Verso il 29 marzo – Dopo quasi tre anni da quello storico 23 giugno 2016 e un anno e mezzo di negoziati e di ministri dimissionari, il Regno Unito si appresta a uscire dall’Ue. Come lo farà non si sa. Quando non è più così sicuro
/ 11.03.2019
di Cristina Marconi

Manca una ventina di giorni e a Londra si respira un’atmosfera sospesa, quasi imbarazzata: nessuno sa cosa fare dell’elefante nella stanza, quella Brexit sbandierata e evocata miliardi di volte senza che nessuno si premurasse di definirla, come il mostro di Frankenstein da cui il suo inventore scappa via terrorizzato. Non lo sa Theresa May, la premier il cui percorso ormai da anni appare come un lento martirio pubblico in cui l’osservazione collettiva delle sue disavventure ha sostituito una riflessione seria su quello che si andava a fare, non lo sa il leader dell’opposizione, disponibile a un secondo referendum ma incapace di guidare gli elettori verso un’alternativa, e non lo sa ancora chi, dai mille frammenti di un percorso estremamente frastagliato, spera di costruire un percorso diverso che sia, perché no, magari un ritorno indietro. Per il prossimo voto sull’accordo raggiunto dalla May con Bruxelles ci si consola con l’idea che sarà una sconfitta di «soli» 60 o 100 voti, tutt’altra cosa certamente rispetto ai 230 del 15 gennaio scorso.

Bruxelles è inamovibile, sembra. L’incontro di martedì scorso tra le due squadre di negoziatori non avrebbe portato a nulla di abbastanza significativo sul nodo irlandese da convincere gli euroscettici a votare il testo: la clausola di salvaguardia per impedire che venga creata una frontiera fisica tra Irlanda e Irlanda del Nord anche nel caso di un mancato accordo commerciale post-Brexit tra Regno Unito e Ue non è cosa a cui gli europei siano pronti a rinunciare, mentre per il fronte oltranzista Brexiteer rappresenta una trappola per tenere il Paese impelagato nella Ue a tempo indeterminato. Le due proposte di Londra, ossia l’introduzione di un «comitato d’arbitraggio» per verificare che le due parti agiscano correttamente nella messa a punto di un accordo commerciale o l’applicazione di un «mini backstop» molto diluito, sarebbero state respinte con sdegno.

Secondo un documento diplomatico pubblicato dal «Guardian», l’incontro sarebbe stato «negativo» e il Regno Unito starebbe cercando una «soluzione legale a un problema politico», motivo per cui il negoziatore capo Ue Michel Barnier ha richiesto «una nuova bozza» agli inglesi. Toni molto accesi, per un comunicato di questo tipo. E un disaccordo così profondo che le due parti non avrebbero ancora messo in calendario un nuovo incontro.

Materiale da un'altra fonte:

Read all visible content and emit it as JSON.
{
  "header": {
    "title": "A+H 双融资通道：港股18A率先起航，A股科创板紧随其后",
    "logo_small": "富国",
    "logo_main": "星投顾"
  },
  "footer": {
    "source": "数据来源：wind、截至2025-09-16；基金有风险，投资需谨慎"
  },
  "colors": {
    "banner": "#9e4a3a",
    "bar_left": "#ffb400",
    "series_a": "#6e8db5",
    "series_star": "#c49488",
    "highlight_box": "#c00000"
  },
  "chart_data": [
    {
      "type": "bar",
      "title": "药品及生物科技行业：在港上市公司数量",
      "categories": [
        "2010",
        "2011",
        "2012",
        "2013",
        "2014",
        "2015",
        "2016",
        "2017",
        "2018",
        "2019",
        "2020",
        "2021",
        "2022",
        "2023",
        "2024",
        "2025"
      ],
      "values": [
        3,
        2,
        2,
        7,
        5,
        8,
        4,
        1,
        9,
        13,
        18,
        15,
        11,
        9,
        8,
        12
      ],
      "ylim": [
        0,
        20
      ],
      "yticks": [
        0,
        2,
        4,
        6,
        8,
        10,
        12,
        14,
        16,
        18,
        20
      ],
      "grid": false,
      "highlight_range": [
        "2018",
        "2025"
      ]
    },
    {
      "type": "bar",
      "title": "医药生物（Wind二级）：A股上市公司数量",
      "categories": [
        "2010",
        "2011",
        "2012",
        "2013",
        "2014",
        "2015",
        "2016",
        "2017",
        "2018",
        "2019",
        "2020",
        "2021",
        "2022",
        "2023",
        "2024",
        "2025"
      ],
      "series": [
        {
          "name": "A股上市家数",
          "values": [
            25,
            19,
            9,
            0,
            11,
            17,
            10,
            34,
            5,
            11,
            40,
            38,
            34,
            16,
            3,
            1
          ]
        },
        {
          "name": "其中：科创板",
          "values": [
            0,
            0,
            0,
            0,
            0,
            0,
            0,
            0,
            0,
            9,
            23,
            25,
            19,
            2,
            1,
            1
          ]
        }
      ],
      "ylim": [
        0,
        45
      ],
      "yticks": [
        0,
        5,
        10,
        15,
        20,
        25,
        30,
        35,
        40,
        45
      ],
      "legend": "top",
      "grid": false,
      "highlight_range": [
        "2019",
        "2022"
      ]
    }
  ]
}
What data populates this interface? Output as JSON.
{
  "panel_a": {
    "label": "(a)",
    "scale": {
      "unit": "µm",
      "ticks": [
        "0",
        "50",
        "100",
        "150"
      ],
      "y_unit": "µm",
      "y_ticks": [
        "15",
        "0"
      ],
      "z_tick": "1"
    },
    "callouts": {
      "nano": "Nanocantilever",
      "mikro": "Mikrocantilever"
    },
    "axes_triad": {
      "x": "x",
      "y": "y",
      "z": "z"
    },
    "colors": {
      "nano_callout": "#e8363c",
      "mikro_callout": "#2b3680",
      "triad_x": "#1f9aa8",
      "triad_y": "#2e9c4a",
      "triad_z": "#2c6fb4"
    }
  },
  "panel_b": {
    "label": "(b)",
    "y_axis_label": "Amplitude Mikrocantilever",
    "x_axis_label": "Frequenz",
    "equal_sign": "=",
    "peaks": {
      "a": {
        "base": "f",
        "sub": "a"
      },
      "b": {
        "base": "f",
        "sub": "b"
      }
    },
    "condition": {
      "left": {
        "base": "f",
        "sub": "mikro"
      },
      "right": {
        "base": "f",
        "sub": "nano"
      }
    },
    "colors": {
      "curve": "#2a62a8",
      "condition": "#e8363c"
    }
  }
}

Il tentativo della May di far crescere il sostegno per il voto del 12 marzo intorno alla sua proposta, che è anche l’unica ad avere un capo e una coda e a rispettare un minimo realismo nei confronti delle richieste di Bruxelles, sembrerebbe fallito, aprendo la strada al voto della sera successiva, il 13 marzo, per permettere al Parlamento di respingere l’ipotesi di un’uscita del Regno Unito dall’Ue senza accordo (no deal) e di chiedere, il giorno dopo, un’estensione dell’articolo 50 del Trattato di Lisbona, quello invocato così frettolosamente da far arrivare il Paese all’appuntamento del 29 marzo totalmente impreparato.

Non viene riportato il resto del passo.